3.5 Examples of predictions

Finally, we show several examples of Patch-Surfer2.0 predictions. In Supplementary Table S4, we show a typical example of a search result. The query was a NAD binding pocket (glucose dehydrogenase, 1gco_A). Among the top ten matched pockets, four of them bind NAD, three of them bind nicotinamide-adenine-dinucleotide phosphate (PDB code: NAP) or nicotinic acid adenine dinucleotide (DND), which are similar to NAD with SIMCOMP score of 0.88 and 0.87, respectively. The rest of the three ligands are BEI (Inhibitor Bea322) and two cases where multiple small ligands bind to the pockets. BEI is similar to NAD in size and has two aromatic rings as NAD does. The latter two cases show similarity to NAD in terms of size when the total size of ligands in the pockets is considered and has common local structures.
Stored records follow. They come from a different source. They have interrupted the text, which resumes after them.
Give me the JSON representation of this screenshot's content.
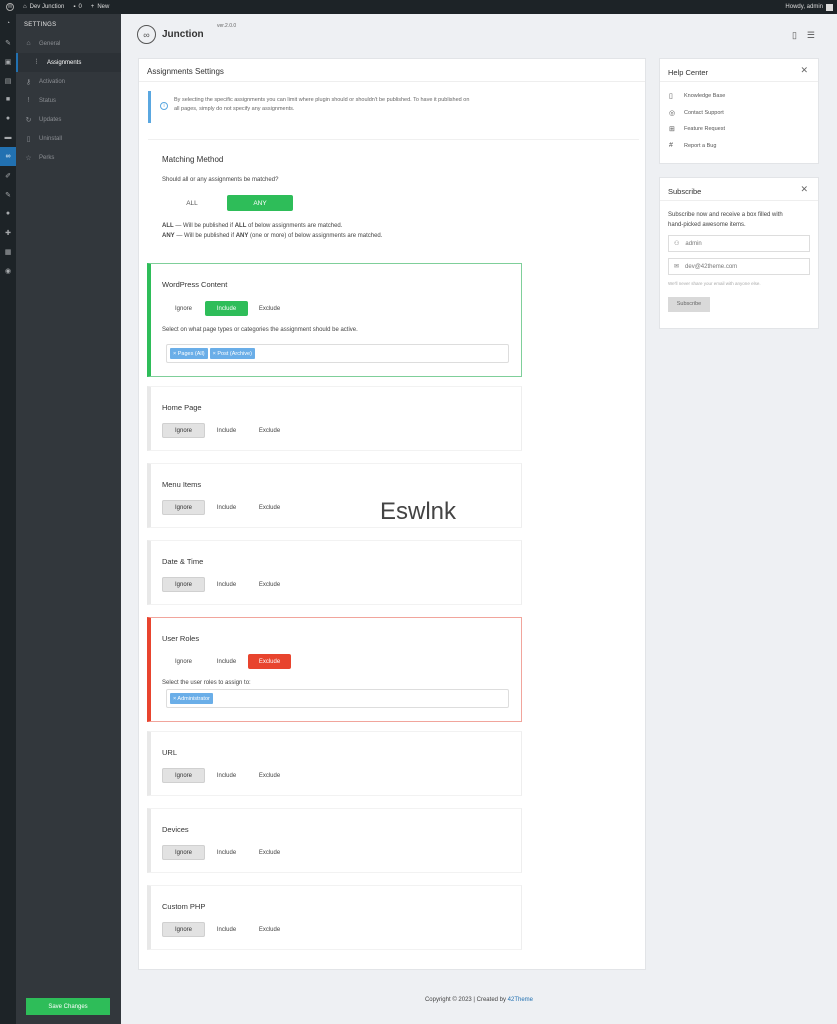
{
  "adminbar": {
    "site_name": "Dev Junction",
    "comments": "0",
    "new_label": "New",
    "howdy": "Howdy, admin"
  },
  "sidebar": {
    "heading": "SETTINGS",
    "items": [
      {
        "label": "General",
        "icon": "home-icon"
      },
      {
        "label": "Assignments",
        "icon": "sliders-icon"
      },
      {
        "label": "Activation",
        "icon": "key-icon"
      },
      {
        "label": "Status",
        "icon": "thermometer-icon"
      },
      {
        "label": "Updates",
        "icon": "refresh-icon"
      },
      {
        "label": "Uninstall",
        "icon": "trash-icon"
      },
      {
        "label": "Perks",
        "icon": "star-icon"
      }
    ],
    "save_label": "Save Changes"
  },
  "header": {
    "logo_text": "Junction",
    "version": "ver.2.0.0"
  },
  "main": {
    "title": "Assignments Settings",
    "info_line1": "By selecting the specific assignments you can limit where plugin should or shouldn't be published. To have it published on",
    "info_line2": "all pages, simply do not specify any assignments.",
    "matching": {
      "title": "Matching Method",
      "question": "Should all or any assignments be matched?",
      "all": "ALL",
      "any": "ANY",
      "desc_all_key": "ALL",
      "desc_all_a": " — Will be published if ",
      "desc_all_b": "ALL",
      "desc_all_c": " of below assignments are matched.",
      "desc_any_key": "ANY",
      "desc_any_a": " — Will be published if ",
      "desc_any_b": "ANY",
      "desc_any_c": " (one or more) of below assignments are matched."
    },
    "options": {
      "ignore": "Ignore",
      "include": "Include",
      "exclude": "Exclude"
    },
    "sections": [
      {
        "title": "WordPress Content",
        "selected": "Include",
        "hint": "Select on what page types or categories the assignment should be active.",
        "tags": [
          "× Pages (All)",
          "× Post (Archive)"
        ]
      },
      {
        "title": "Home Page",
        "selected": "Ignore"
      },
      {
        "title": "Menu Items",
        "selected": "Ignore"
      },
      {
        "title": "Date & Time",
        "selected": "Ignore"
      },
      {
        "title": "User Roles",
        "selected": "Exclude",
        "hint": "Select the user roles to assign to:",
        "tags": [
          "× Administrator"
        ]
      },
      {
        "title": "URL",
        "selected": "Ignore"
      },
      {
        "title": "Devices",
        "selected": "Ignore"
      },
      {
        "title": "Custom PHP",
        "selected": "Ignore"
      }
    ]
  },
  "watermark": "Eswlnk",
  "help": {
    "title": "Help Center",
    "items": [
      {
        "label": "Knowledge Base",
        "icon": "document-icon"
      },
      {
        "label": "Contact Support",
        "icon": "lifebuoy-icon"
      },
      {
        "label": "Feature Request",
        "icon": "plus-square-icon"
      },
      {
        "label": "Report a Bug",
        "icon": "hash-icon"
      }
    ]
  },
  "subscribe": {
    "title": "Subscribe",
    "text_line1": "Subscribe now and receive a box filled with",
    "text_line2": "hand-picked awesome items.",
    "name_value": "admin",
    "email_value": "dev@42theme.com",
    "note": "We'll never share your email with anyone else.",
    "button": "Subscribe"
  },
  "footer": {
    "text": "Copyright © 2023 | Created by ",
    "link": "42Theme"
  },
  "colors": {
    "accent_green": "#2ebd59",
    "accent_red": "#e8442e",
    "wp_blue": "#2271b1",
    "tag_blue": "#6aaee8"
  }
}
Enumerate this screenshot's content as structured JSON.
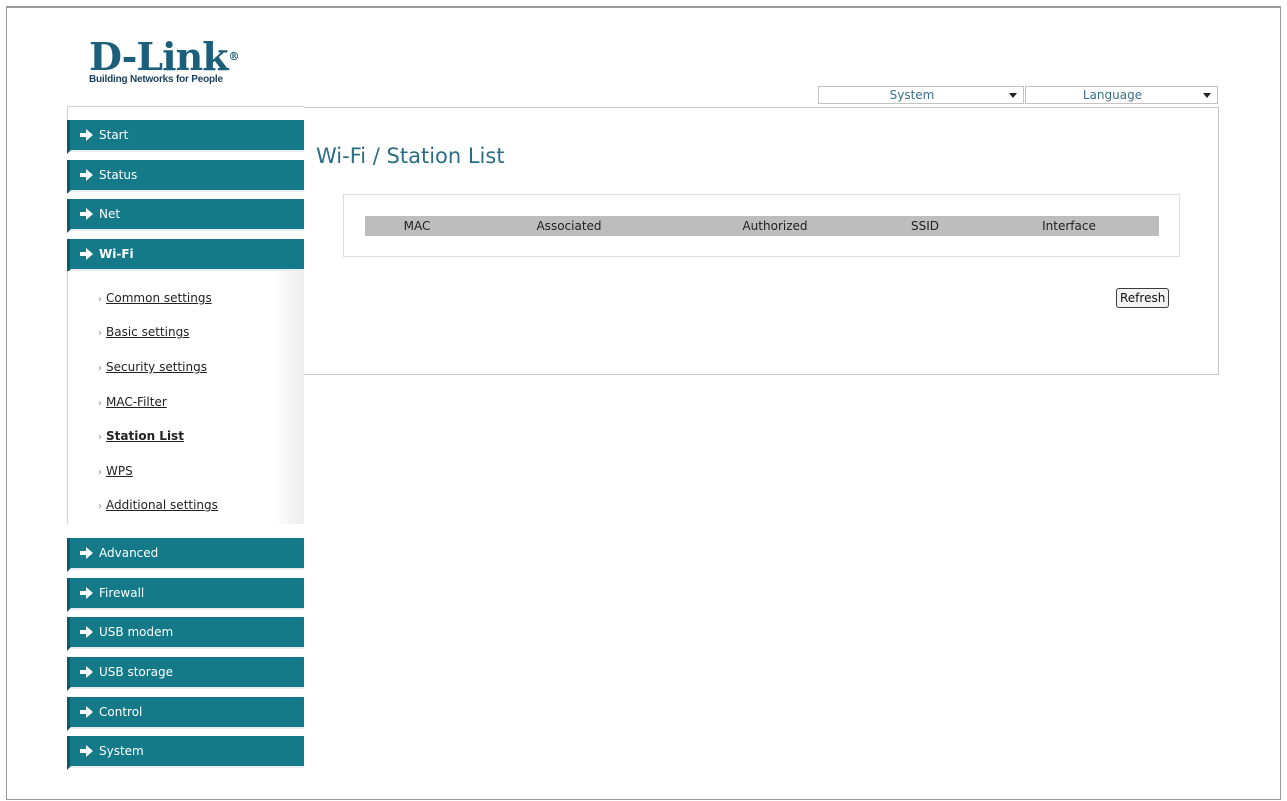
{
  "logo": {
    "brand": "D-Link",
    "registered_mark": "®",
    "tagline": "Building Networks for People"
  },
  "top_selects": {
    "system": {
      "value": "System",
      "icon": "chevron-down-icon"
    },
    "language": {
      "value": "Language",
      "icon": "chevron-down-icon"
    }
  },
  "sidebar": {
    "items": [
      {
        "label": "Start",
        "icon": "arrow-right-icon"
      },
      {
        "label": "Status",
        "icon": "arrow-right-icon"
      },
      {
        "label": "Net",
        "icon": "arrow-right-icon"
      },
      {
        "label": "Wi-Fi",
        "icon": "arrow-right-icon",
        "active": true
      },
      {
        "label": "Advanced",
        "icon": "arrow-right-icon"
      },
      {
        "label": "Firewall",
        "icon": "arrow-right-icon"
      },
      {
        "label": "USB modem",
        "icon": "arrow-right-icon"
      },
      {
        "label": "USB storage",
        "icon": "arrow-right-icon"
      },
      {
        "label": "Control",
        "icon": "arrow-right-icon"
      },
      {
        "label": "System",
        "icon": "arrow-right-icon"
      }
    ],
    "wifi_submenu": [
      {
        "label": "Common settings"
      },
      {
        "label": "Basic settings"
      },
      {
        "label": "Security settings"
      },
      {
        "label": "MAC-Filter"
      },
      {
        "label": "Station List",
        "current": true
      },
      {
        "label": "WPS"
      },
      {
        "label": "Additional settings"
      }
    ],
    "submenu_bullet": "›"
  },
  "main": {
    "title": "Wi-Fi / Station List",
    "table": {
      "columns": [
        "MAC",
        "Associated",
        "Authorized",
        "SSID",
        "Interface"
      ],
      "rows": []
    },
    "refresh_label": "Refresh"
  },
  "colors": {
    "accent": "#147a8a",
    "title": "#2a6d87",
    "header_bg": "#bdbdbd"
  }
}
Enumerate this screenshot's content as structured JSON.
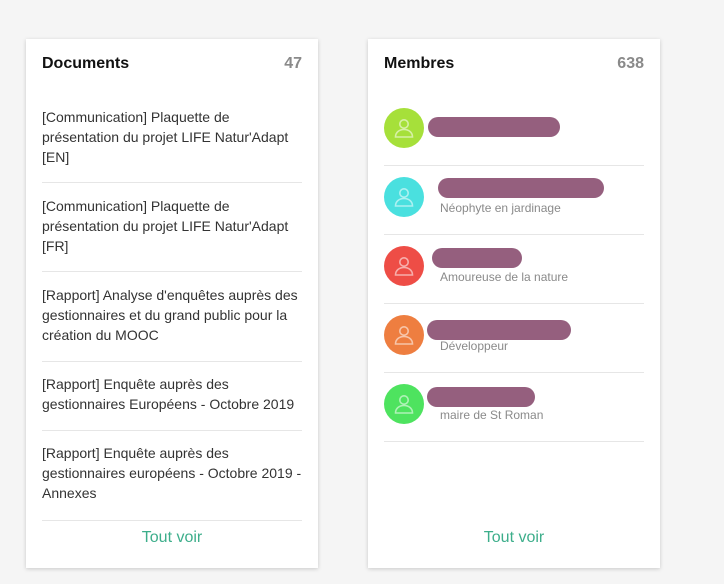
{
  "documents": {
    "title": "Documents",
    "count": "47",
    "see_all": "Tout voir",
    "items": [
      {
        "lines": [
          "[Communication] Plaquette de",
          "présentation du projet LIFE Natur'Adapt",
          "[EN]"
        ]
      },
      {
        "lines": [
          "[Communication] Plaquette de",
          "présentation du projet LIFE Natur'Adapt",
          "[FR]"
        ]
      },
      {
        "lines": [
          "[Rapport] Analyse d'enquêtes auprès des",
          "gestionnaires et du grand public pour la",
          "création du MOOC"
        ]
      },
      {
        "lines": [
          "[Rapport] Enquête auprès des",
          "gestionnaires Européens - Octobre 2019"
        ]
      },
      {
        "lines": [
          "[Rapport] Enquête auprès des",
          "gestionnaires européens - Octobre 2019 -",
          "Annexes"
        ]
      }
    ]
  },
  "members": {
    "title": "Membres",
    "count": "638",
    "see_all": "Tout voir",
    "items": [
      {
        "role": "",
        "avatar_color": "#a6e03a"
      },
      {
        "role": "Néophyte en jardinage",
        "avatar_color": "#4ae0df"
      },
      {
        "role": "Amoureuse de la nature",
        "avatar_color": "#ee4d46"
      },
      {
        "role": "Développeur",
        "avatar_color": "#ee7e40"
      },
      {
        "role": "maire de St Roman",
        "avatar_color": "#4ee35f"
      }
    ]
  },
  "colors": {
    "link": "#3dae8b",
    "redaction": "#955f7e"
  }
}
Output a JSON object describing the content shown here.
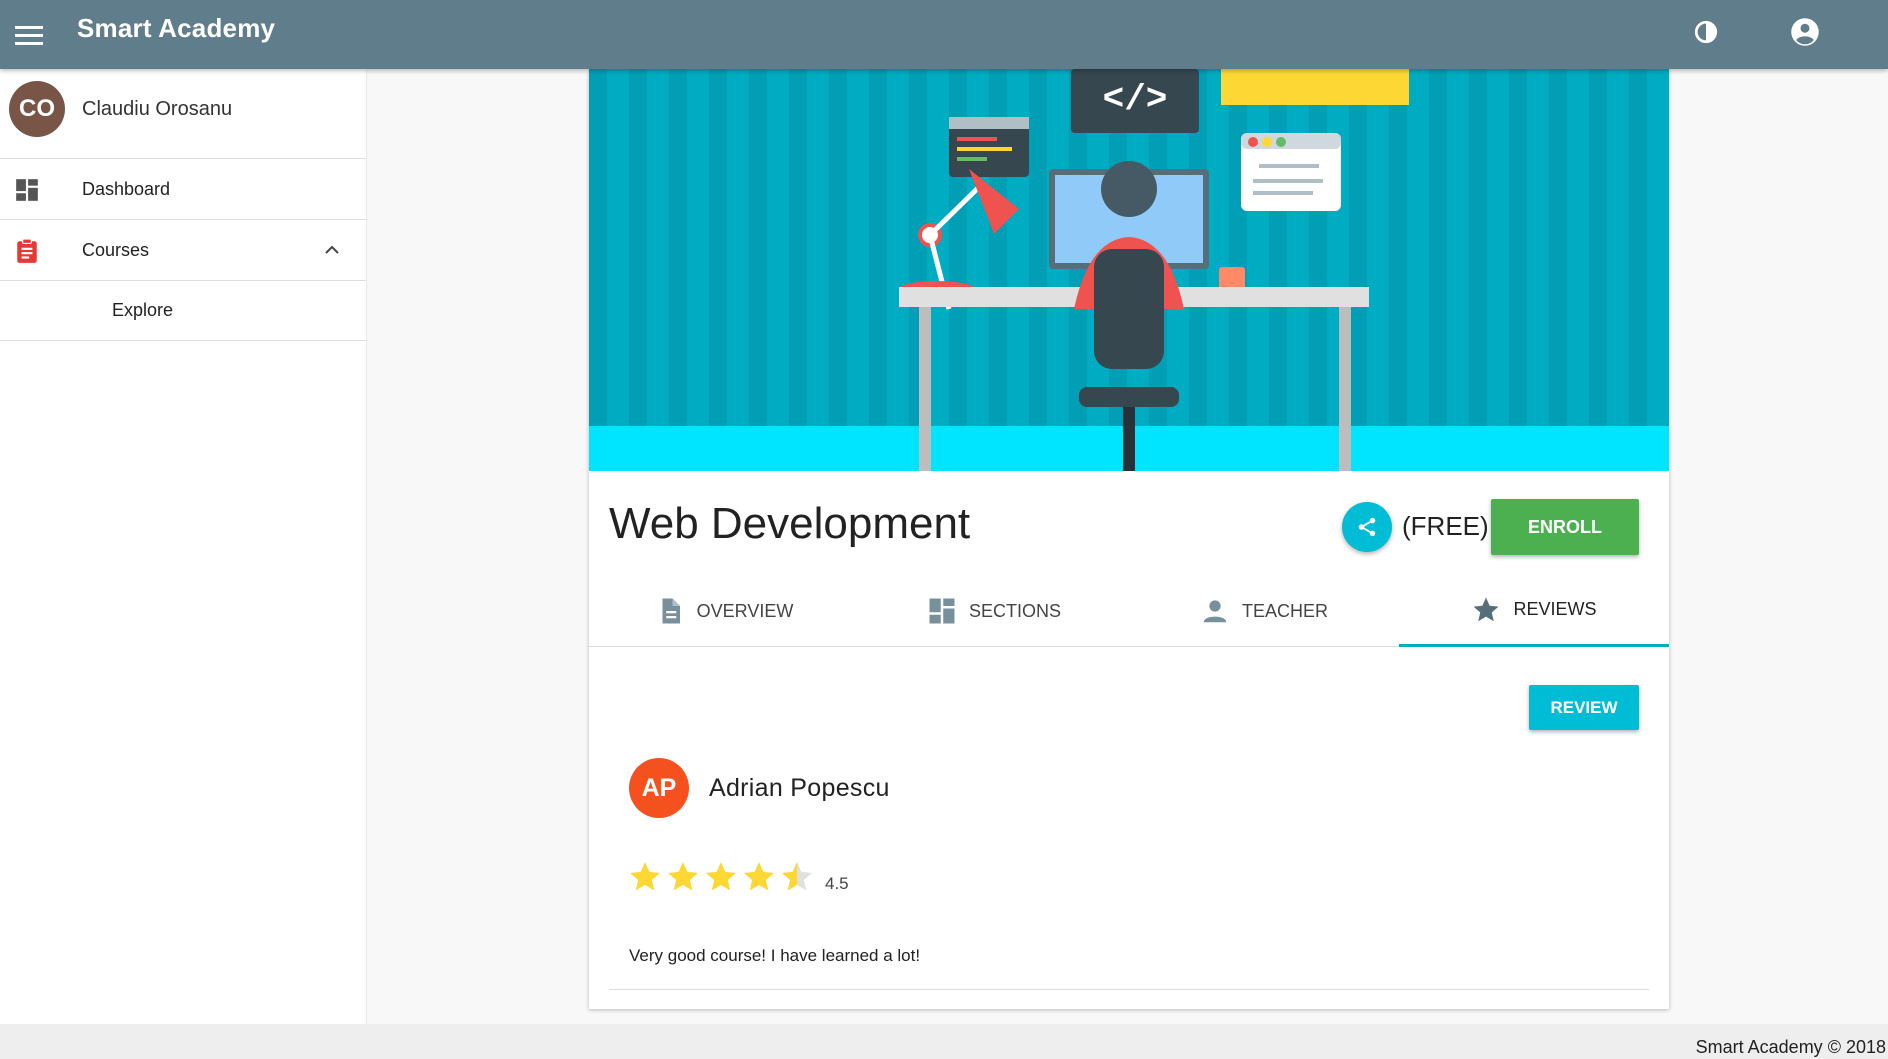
{
  "app": {
    "title": "Smart Academy",
    "theme_color": "#607d8b",
    "icons": [
      "menu-icon",
      "contrast-icon",
      "account-circle-icon"
    ]
  },
  "sidebar": {
    "user": {
      "initials": "CO",
      "name": "Claudiu Orosanu",
      "avatar_color": "#795548"
    },
    "items": [
      {
        "label": "Dashboard",
        "icon": "dashboard-icon"
      },
      {
        "label": "Courses",
        "icon": "assignment-icon",
        "expanded": true,
        "children": [
          {
            "label": "Explore"
          }
        ]
      }
    ]
  },
  "course": {
    "title": "Web Development",
    "price": "(FREE)",
    "enroll_label": "ENROLL",
    "share_icon": "share-icon",
    "tabs": [
      {
        "label": "OVERVIEW",
        "icon": "document-icon"
      },
      {
        "label": "SECTIONS",
        "icon": "sections-icon"
      },
      {
        "label": "TEACHER",
        "icon": "person-icon"
      },
      {
        "label": "REVIEWS",
        "icon": "star-icon",
        "active": true
      }
    ],
    "review_button": "REVIEW",
    "reviews": [
      {
        "initials": "AP",
        "author": "Adrian Popescu",
        "avatar_color": "#f4511e",
        "rating": 4.5,
        "rating_text": "4.5",
        "comment": "Very good course! I have learned a lot!"
      }
    ]
  },
  "footer": {
    "text": "Smart Academy © 2018"
  }
}
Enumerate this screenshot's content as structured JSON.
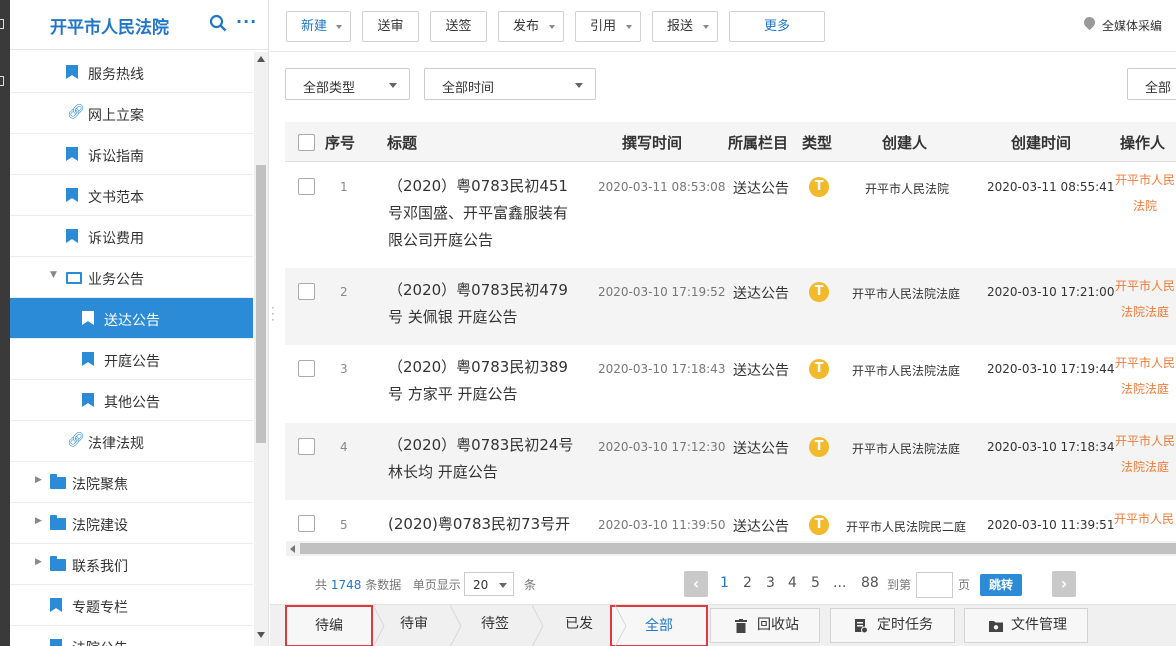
{
  "sidebar": {
    "title": "开平市人民法院",
    "more": "···",
    "items": [
      {
        "label": "服务热线",
        "icon": "bookmark-icon"
      },
      {
        "label": "网上立案",
        "icon": "link-icon"
      },
      {
        "label": "诉讼指南",
        "icon": "bookmark-icon"
      },
      {
        "label": "文书范本",
        "icon": "bookmark-icon"
      },
      {
        "label": "诉讼费用",
        "icon": "bookmark-icon"
      },
      {
        "label": "业务公告",
        "icon": "folder-open-icon"
      },
      {
        "label": "送达公告",
        "icon": "bookmark-icon"
      },
      {
        "label": "开庭公告",
        "icon": "bookmark-icon"
      },
      {
        "label": "其他公告",
        "icon": "bookmark-icon"
      },
      {
        "label": "法律法规",
        "icon": "link-icon"
      },
      {
        "label": "法院聚焦",
        "icon": "folder-icon"
      },
      {
        "label": "法院建设",
        "icon": "folder-icon"
      },
      {
        "label": "联系我们",
        "icon": "folder-icon"
      },
      {
        "label": "专题专栏",
        "icon": "bookmark-icon"
      },
      {
        "label": "法院公告",
        "icon": "bookmark-icon"
      }
    ]
  },
  "toolbar": {
    "new": "新建",
    "review": "送审",
    "sign": "送签",
    "publish": "发布",
    "cite": "引用",
    "report": "报送",
    "more": "更多",
    "location": "全媒体采编"
  },
  "filters": {
    "type": "全部类型",
    "time": "全部时间",
    "right": "全部"
  },
  "table": {
    "headers": {
      "num": "序号",
      "title": "标题",
      "write_time": "撰写时间",
      "column": "所属栏目",
      "type": "类型",
      "creator": "创建人",
      "create_time": "创建时间",
      "operator": "操作人"
    },
    "rows": [
      {
        "num": "1",
        "title": "（2020）粤0783民初451号邓国盛、开平富鑫服装有限公司开庭公告",
        "write_time": "2020-03-11 08:53:08",
        "column": "送达公告",
        "type": "T",
        "creator": "开平市人民法院",
        "create_time": "2020-03-11 08:55:41",
        "operator": "开平市人民法院"
      },
      {
        "num": "2",
        "title": "（2020）粤0783民初479号 关佩银 开庭公告",
        "write_time": "2020-03-10 17:19:52",
        "column": "送达公告",
        "type": "T",
        "creator": "开平市人民法院法庭",
        "create_time": "2020-03-10 17:21:00",
        "operator": "开平市人民法院法庭"
      },
      {
        "num": "3",
        "title": "（2020）粤0783民初389号 方家平 开庭公告",
        "write_time": "2020-03-10 17:18:43",
        "column": "送达公告",
        "type": "T",
        "creator": "开平市人民法院法庭",
        "create_time": "2020-03-10 17:19:44",
        "operator": "开平市人民法院法庭"
      },
      {
        "num": "4",
        "title": "（2020）粤0783民初24号 林长均 开庭公告",
        "write_time": "2020-03-10 17:12:30",
        "column": "送达公告",
        "type": "T",
        "creator": "开平市人民法院法庭",
        "create_time": "2020-03-10 17:18:34",
        "operator": "开平市人民法院法庭"
      },
      {
        "num": "5",
        "title": "(2020)粤0783民初73号开",
        "write_time": "2020-03-10 11:39:50",
        "column": "送达公告",
        "type": "T",
        "creator": "开平市人民法院民二庭",
        "create_time": "2020-03-10 11:39:51",
        "operator": "开平市人民"
      }
    ]
  },
  "pager": {
    "total_prefix": "共",
    "total": "1748",
    "total_suffix": "条数据",
    "page_size_label": "单页显示",
    "page_size": "20",
    "page_size_suffix": "条",
    "pages": [
      "1",
      "2",
      "3",
      "4",
      "5",
      "...",
      "88"
    ],
    "goto_label": "到第",
    "page_unit": "页",
    "goto_button": "跳转"
  },
  "tabs": {
    "draft": "待编",
    "review": "待审",
    "sign": "待签",
    "published": "已发",
    "all": "全部",
    "recycle": "回收站",
    "scheduled": "定时任务",
    "files": "文件管理"
  }
}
Figure 5 shows examples of ligand binding pockets identified at a high rank for query pockets. Figure 5A and B are binding pockets for S-adenosylmethionine (SAM). B1 is an example of retrieved pocket that has a similar global structure as well as similar pocket shape to the query protein. In contrast, B2 is a case that the retrieved protein is not structurally similar and also the ligand binds in a different conformation from the query, which indicates that the pocket shape is different to the query. In the second example, Figure 5C and D are NAD binding pockets. Both of the two retrieved pockets, D1 and D2 are from different global structures. TM-score (Zhang and Skolnick, 2005) is less than 0.5 for both proteins to the query. The first one (Fig. 5D1) has a similar pocket shape with an RMSD of NAD of 1.0 Å, while the second one (Fig. 5D2) binds NAD in a different conformation. These examples illustrate that Patch-Surfer 2.0 identifies pockets of the same ligand type that have different overall shapes and locate in a protein of globally different structures.

Fig. 5.

Examples of identified pockets. A is the query, 2plw-A that binds SAM. B1 and B2 are retrieved pockets for 2plw-A at the rank 1 and 6, respectively, 3dou_A and 1zq9_A. The TM-Scores between the query and the two proteins are 0.86 and 0.56, and the RMSD values of ligands are 0.65 Å and 1.75 Å, respectively. C, a query, 1gco_A. D1 and D2 are retrieved pockets for 1gco_A at the rank 1 and 8, 1lj8_A and 2jhf_A. TM-scores between the query is 0.40 and 0.38, and RMSD of ligands are 1.00 Å and 2.28 Å, respectively

4 Discussion and conclusion

We have presented Patch-Surfer2.0, which compares a query pocket to known ligand binding pockets and predicts binding ligand molecules for the query. Among the five major technical improvements that have driven the method to achieve substantially higher accuracy than the original Patch-Surfer, APPS had the largest contribution to the highest accuracy among the individual score components. APPS captures not only positions of patches in a pocket but also reflects the size of the pocket. By using a patch representation of pockets, Patch-Surfer2.0 recognizes pockets for the same ligand by identifying common local regions in pockets, even if the global folds of the proteins are different and the pockets do not share a common global shape.

Funding

This work was supported by the National Institutes of Health [R01GM097528]; National Science Foundation [IIS1319551, DBI1262189, IOS1127027 to D.K.]; National Research Foundation of Korea [NRF-2011-220-C00004].

Conflict of interest: none declared.